Specifically for SQ42, fixes were implemented for gas cloud-related bugs and the team continued to develop the retro reflective effect in LayerBlend.
The FPS team completed the final gameplay implementation for several early chapters. Work is currently ongoing on moving a number of mechanics and chapters toward Alpha so that they can begin testing and balancing gameplay.
The Space/Dogfight team supported the other design teams in bringing early chapters to vertical-slice quality. They also worked alongside the Art team to finalize the size and gameplay locations in the Odin system now that the quantum travel and quantum boost mechanics are closer to final.
Alongside working collaboratively with the other design teams, Social Design continued their long-term task of implementing all in-game scenes.
Last month, the Narrative team had several playthrough sessions with the Design team to look closely at the moment-to-moment experiences of two specific levels. This part of the refinement process ensures that the player’s motivations are clear, that the emotions and tone of the world are properly conveyed, and allows the team to see if there are any further opportunities to create a more immersive experience.

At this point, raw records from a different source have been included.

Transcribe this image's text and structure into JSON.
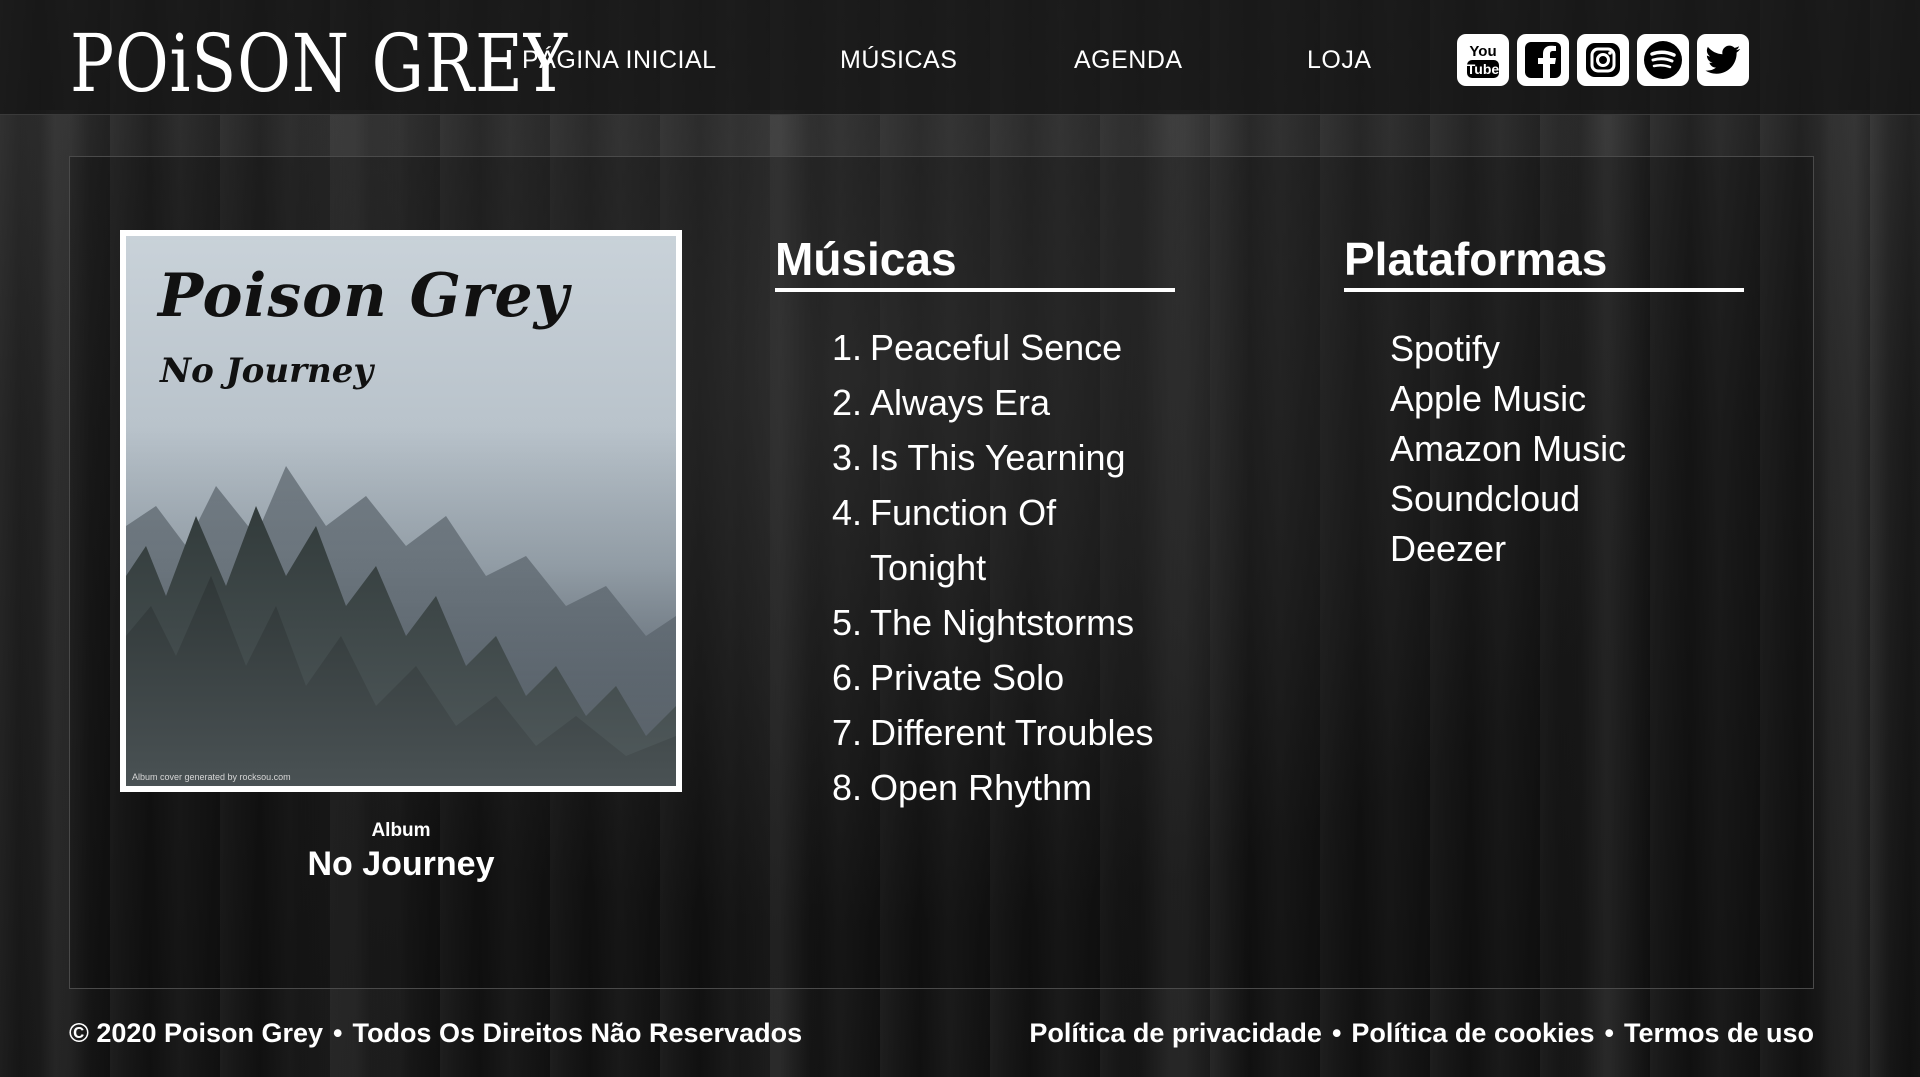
{
  "brand": "POiSON GREY",
  "nav": [
    {
      "label": "PÁGINA INICIAL"
    },
    {
      "label": "MÚSICAS"
    },
    {
      "label": "AGENDA"
    },
    {
      "label": "LOJA"
    }
  ],
  "social": [
    {
      "icon": "youtube-icon",
      "text": "You Tube"
    },
    {
      "icon": "facebook-icon"
    },
    {
      "icon": "instagram-icon"
    },
    {
      "icon": "spotify-icon"
    },
    {
      "icon": "twitter-icon"
    }
  ],
  "album": {
    "cover_band": "Poison Grey",
    "cover_title": "No Journey",
    "cover_credit": "Album cover generated by rocksou.com",
    "label": "Album",
    "name": "No Journey"
  },
  "musicas": {
    "heading": "Músicas",
    "tracks": [
      {
        "num": "1.",
        "title": "Peaceful Sence"
      },
      {
        "num": "2.",
        "title": "Always Era"
      },
      {
        "num": "3.",
        "title": "Is This Yearning"
      },
      {
        "num": "4.",
        "title": "Function Of Tonight"
      },
      {
        "num": "5.",
        "title": "The Nightstorms"
      },
      {
        "num": "6.",
        "title": "Private Solo"
      },
      {
        "num": "7.",
        "title": "Different Troubles"
      },
      {
        "num": "8.",
        "title": "Open Rhythm"
      }
    ]
  },
  "plataformas": {
    "heading": "Plataformas",
    "items": [
      "Spotify",
      "Apple Music",
      "Amazon Music",
      "Soundcloud",
      "Deezer"
    ]
  },
  "footer": {
    "copyright": "© 2020 Poison Grey",
    "rights": "Todos Os Direitos Não Reservados",
    "bullet": "•",
    "links": [
      "Política de privacidade",
      "Política de cookies",
      "Termos de uso"
    ]
  }
}
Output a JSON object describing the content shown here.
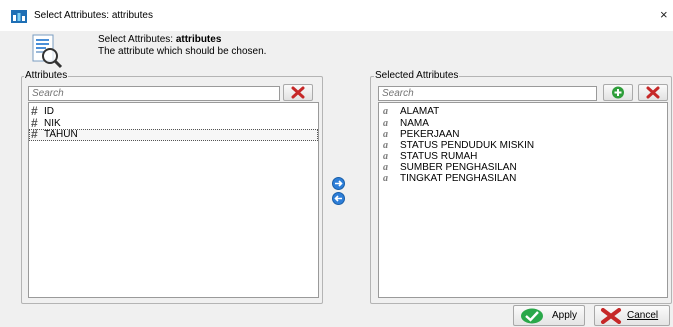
{
  "window": {
    "title": "Select Attributes: attributes",
    "close_glyph": "×"
  },
  "header": {
    "prefix": "Select Attributes: ",
    "name": "attributes",
    "description": "The attribute which should be chosen."
  },
  "left_panel": {
    "title": "Attributes",
    "search_placeholder": "Search",
    "items": [
      {
        "icon": "numeric-attribute-icon",
        "label": "ID"
      },
      {
        "icon": "numeric-attribute-icon",
        "label": "NIK"
      },
      {
        "icon": "numeric-attribute-icon",
        "label": "TAHUN"
      }
    ]
  },
  "right_panel": {
    "title": "Selected Attributes",
    "search_placeholder": "Search",
    "items": [
      {
        "icon": "nominal-attribute-icon",
        "label": "ALAMAT"
      },
      {
        "icon": "nominal-attribute-icon",
        "label": "NAMA"
      },
      {
        "icon": "nominal-attribute-icon",
        "label": "PEKERJAAN"
      },
      {
        "icon": "nominal-attribute-icon",
        "label": "STATUS PENDUDUK MISKIN"
      },
      {
        "icon": "nominal-attribute-icon",
        "label": "STATUS RUMAH"
      },
      {
        "icon": "nominal-attribute-icon",
        "label": "SUMBER PENGHASILAN"
      },
      {
        "icon": "nominal-attribute-icon",
        "label": "TINGKAT PENGHASILAN"
      }
    ]
  },
  "icons": {
    "hash_glyph": "#",
    "nominal_glyph": "a"
  },
  "footer": {
    "apply_label": "Apply",
    "cancel_label": "Cancel"
  },
  "colors": {
    "accent_blue": "#2d7ed8",
    "remove_red": "#c62828",
    "add_green": "#2e9e3a",
    "apply_green": "#2aa84a"
  }
}
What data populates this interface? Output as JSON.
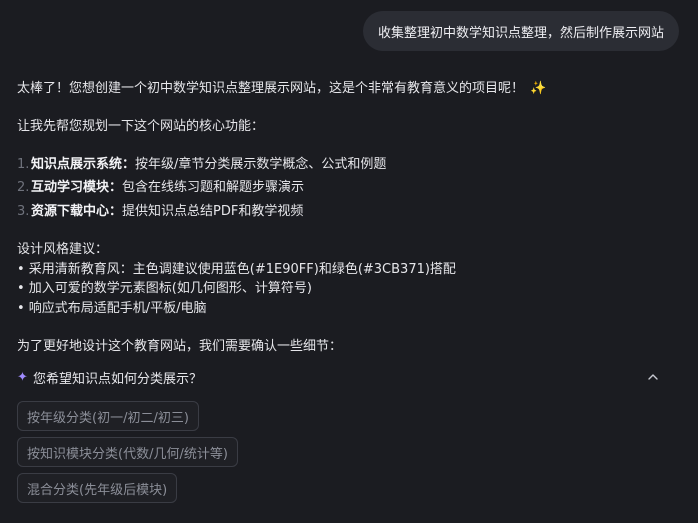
{
  "user_message": "收集整理初中数学知识点整理，然后制作展示网站",
  "assistant": {
    "intro": "太棒了！您想创建一个初中数学知识点整理展示网站，这是个非常有教育意义的项目呢！",
    "intro_emoji": "✨",
    "plan_lead": "让我先帮您规划一下这个网站的核心功能：",
    "features": [
      {
        "num": "1.",
        "title": "知识点展示系统：",
        "desc": "按年级/章节分类展示数学概念、公式和例题"
      },
      {
        "num": "2.",
        "title": "互动学习模块：",
        "desc": "包含在线练习题和解题步骤演示"
      },
      {
        "num": "3.",
        "title": "资源下载中心：",
        "desc": "提供知识点总结PDF和教学视频"
      }
    ],
    "design_title": "设计风格建议：",
    "design_points": [
      "• 采用清新教育风：主色调建议使用蓝色(#1E90FF)和绿色(#3CB371)搭配",
      "• 加入可爱的数学元素图标(如几何图形、计算符号)",
      "• 响应式布局适配手机/平板/电脑"
    ],
    "confirm_lead": "为了更好地设计这个教育网站，我们需要确认一些细节：",
    "question": {
      "icon": "sparkle-icon",
      "text": "您希望知识点如何分类展示？",
      "options": [
        "按年级分类(初一/初二/初三)",
        "按知识模块分类(代数/几何/统计等)",
        "混合分类(先年级后模块)"
      ]
    }
  }
}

For example, to better highlight where a sniper nest was located, the team discussed a possible scene addition to draw the player’s attention.
The team also began creating and implementing discoverable lore throughout the game to help players learn more about the narrative of the universe and provide further rewards for level exploration.

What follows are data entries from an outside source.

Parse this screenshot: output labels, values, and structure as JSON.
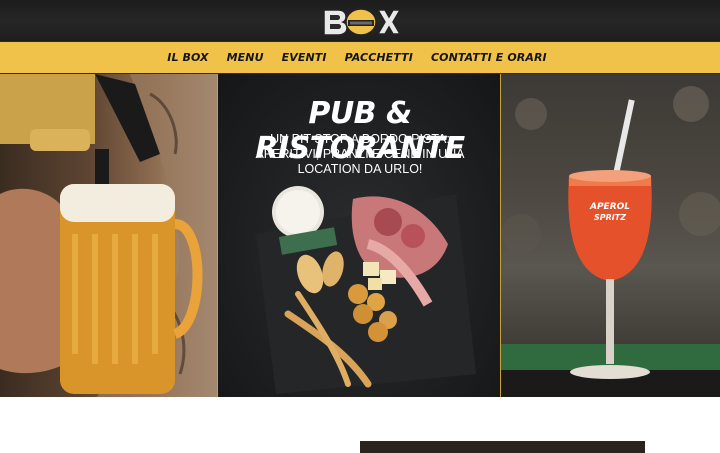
{
  "header": {
    "logo_text": "BOX"
  },
  "nav": {
    "items": [
      {
        "label": "IL BOX"
      },
      {
        "label": "MENU"
      },
      {
        "label": "EVENTI"
      },
      {
        "label": "PACCHETTI"
      },
      {
        "label": "CONTATTI E ORARI"
      }
    ]
  },
  "hero": {
    "title": "PUB & RISTORANTE",
    "subtitle": "UN PIT STOP A BORDO PISTA: APERITIVI, PRANZI E CENE IN UNA LOCATION DA URLO!",
    "glass_text_1": "APEROL",
    "glass_text_2": "SPRITZ"
  },
  "colors": {
    "nav_bg": "#f0c24a",
    "header_bg": "#1e1e1e",
    "accent": "#c9a23c"
  }
}
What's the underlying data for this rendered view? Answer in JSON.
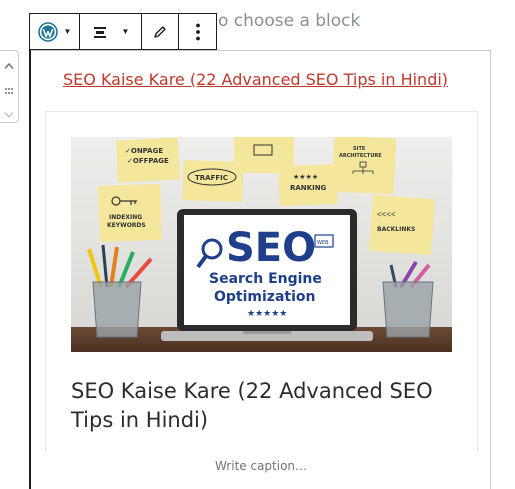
{
  "editor": {
    "placeholder": "o choose a block"
  },
  "toolbar": {
    "block_icon": "wordpress-icon",
    "align_icon": "align-center-icon",
    "edit_icon": "pencil-icon",
    "more_icon": "more-vertical-icon"
  },
  "movers": {
    "up_icon": "chevron-up-icon",
    "drag_icon": "drag-handle-icon",
    "down_icon": "chevron-down-icon"
  },
  "embed": {
    "link_text": "SEO Kaise Kare (22 Advanced SEO Tips in Hindi)",
    "card_title": "SEO Kaise Kare (22 Advanced SEO Tips in Hindi)",
    "image": {
      "notes": [
        "ONPAGE\nOFFPAGE",
        "TRAFFIC",
        "SITE\nARCHITECTURE",
        "RANKING",
        "INDEXING\nKEYWORDS",
        "BACKLINKS"
      ],
      "screen_big": "SEO",
      "screen_line1": "Search Engine",
      "screen_line2": "Optimization",
      "screen_stars": "★★★★★"
    }
  },
  "caption": {
    "placeholder": "Write caption…"
  },
  "colors": {
    "link": "#c0392b",
    "wp_blue": "#21759b",
    "seo_blue": "#1e3f8a"
  }
}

Following up on last month’s report, development progressed on a new NPC profession, with the initial script being written, adjusted, and recorded as scratch dialogue. The next step is to see how the temporary dialogue feels in-game and make adjustments.

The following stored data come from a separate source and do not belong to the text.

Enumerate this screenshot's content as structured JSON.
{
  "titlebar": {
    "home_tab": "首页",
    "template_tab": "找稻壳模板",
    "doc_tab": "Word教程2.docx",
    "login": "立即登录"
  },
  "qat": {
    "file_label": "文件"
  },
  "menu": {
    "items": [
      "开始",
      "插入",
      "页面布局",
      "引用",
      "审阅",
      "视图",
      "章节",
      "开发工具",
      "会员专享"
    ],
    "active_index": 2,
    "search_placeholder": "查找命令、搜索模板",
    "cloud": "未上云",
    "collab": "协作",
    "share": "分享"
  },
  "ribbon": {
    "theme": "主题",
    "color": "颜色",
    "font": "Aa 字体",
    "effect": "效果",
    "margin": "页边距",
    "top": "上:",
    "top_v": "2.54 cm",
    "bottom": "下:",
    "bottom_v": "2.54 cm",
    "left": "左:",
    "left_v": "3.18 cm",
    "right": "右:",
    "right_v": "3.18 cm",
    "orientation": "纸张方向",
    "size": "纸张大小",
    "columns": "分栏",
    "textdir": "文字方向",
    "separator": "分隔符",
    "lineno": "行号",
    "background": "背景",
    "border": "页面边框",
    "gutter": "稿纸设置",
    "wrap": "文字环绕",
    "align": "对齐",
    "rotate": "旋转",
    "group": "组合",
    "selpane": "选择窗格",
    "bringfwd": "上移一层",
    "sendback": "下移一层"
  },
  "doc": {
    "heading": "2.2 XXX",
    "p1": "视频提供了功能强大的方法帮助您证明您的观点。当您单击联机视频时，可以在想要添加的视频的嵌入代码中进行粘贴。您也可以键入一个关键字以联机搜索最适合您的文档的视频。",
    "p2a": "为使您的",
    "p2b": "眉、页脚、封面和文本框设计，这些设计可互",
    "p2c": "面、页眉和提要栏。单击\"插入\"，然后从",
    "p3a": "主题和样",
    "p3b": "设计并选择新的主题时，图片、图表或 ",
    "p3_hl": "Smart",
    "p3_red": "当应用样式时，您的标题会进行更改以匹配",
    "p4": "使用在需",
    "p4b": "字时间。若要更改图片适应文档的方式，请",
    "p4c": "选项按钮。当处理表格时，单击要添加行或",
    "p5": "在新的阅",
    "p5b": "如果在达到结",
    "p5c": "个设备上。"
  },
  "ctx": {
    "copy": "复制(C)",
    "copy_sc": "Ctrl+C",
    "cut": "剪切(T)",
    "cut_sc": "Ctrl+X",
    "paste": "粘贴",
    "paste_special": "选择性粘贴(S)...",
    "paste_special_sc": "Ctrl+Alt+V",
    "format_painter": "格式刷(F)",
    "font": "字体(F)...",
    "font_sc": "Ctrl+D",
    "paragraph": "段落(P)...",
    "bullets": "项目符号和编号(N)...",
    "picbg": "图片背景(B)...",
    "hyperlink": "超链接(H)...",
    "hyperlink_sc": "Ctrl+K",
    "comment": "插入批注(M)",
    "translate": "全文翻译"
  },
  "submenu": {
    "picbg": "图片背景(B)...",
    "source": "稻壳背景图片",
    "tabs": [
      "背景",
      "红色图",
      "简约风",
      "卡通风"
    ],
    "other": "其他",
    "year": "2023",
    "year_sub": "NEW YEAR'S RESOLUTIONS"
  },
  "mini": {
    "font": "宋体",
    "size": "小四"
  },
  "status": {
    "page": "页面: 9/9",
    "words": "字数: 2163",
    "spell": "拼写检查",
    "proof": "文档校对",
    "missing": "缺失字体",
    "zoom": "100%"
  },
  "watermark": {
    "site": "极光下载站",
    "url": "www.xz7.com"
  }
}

Finally for Narrative, mo-cap sessions were concluded and selects were made to be processed for implementation.
QA continued to support the Cinematics team by reproducing issues found during development and chasing up outstanding bugs. They also focused on AI bug validation and refactored the JIRA process to help organize existing and future tasks.
The Technical Animation team spent the month iterating on their rework of the internal DNA system. This update will allow them to expand the gene pool used to create believable heads in-game and ultimately offer more variety to players.
Alongside this, they revisited several head assets requiring updates and, in some cases, a complete overhaul. The ongoing head-scanning initiative is currently supplying the team with new archetypes that are being extracted and turned into full, game-ready facial rigs.
Tech Animation also maintained the existing animation pipeline alongside spearheading initiatives to supersede older technology to expedite in-house workflows.
The UI designers and artists worked alongside the system designers on pre-production for a variety of screens, including the layout and visuals of several interactive screens throughout the game. An improved concept for the door UI panels was signed off too.
The team continued to update the design and look of the mobiGlas and Starmap to fit the feel and gameplay of SQ42. The visor and lens were also set up to run in Building Blocks, which gives the team new optimizations and lays the groundwork for the Actor Feature team to add new features.
March saw VFX complete an implementation pass on a key location, with involved fully populating the location with representative effects that they’ll return to later to polish and fully optimize.
They also continued to fine-tune several important weapon effects, including rendering a new muzzle-flash firing texture sequence from Houdini to help emphasize a weapon’s power.
Great progress was made on a key destruction sequence utilizing some clever simulation techniques to help give the appearance of metal bending and tearing rather than fracturing like stone.
Finally, the VFX Tech Art team continued to explore the options that the Montreal team’s Mighty Bridge Houdini interface offers.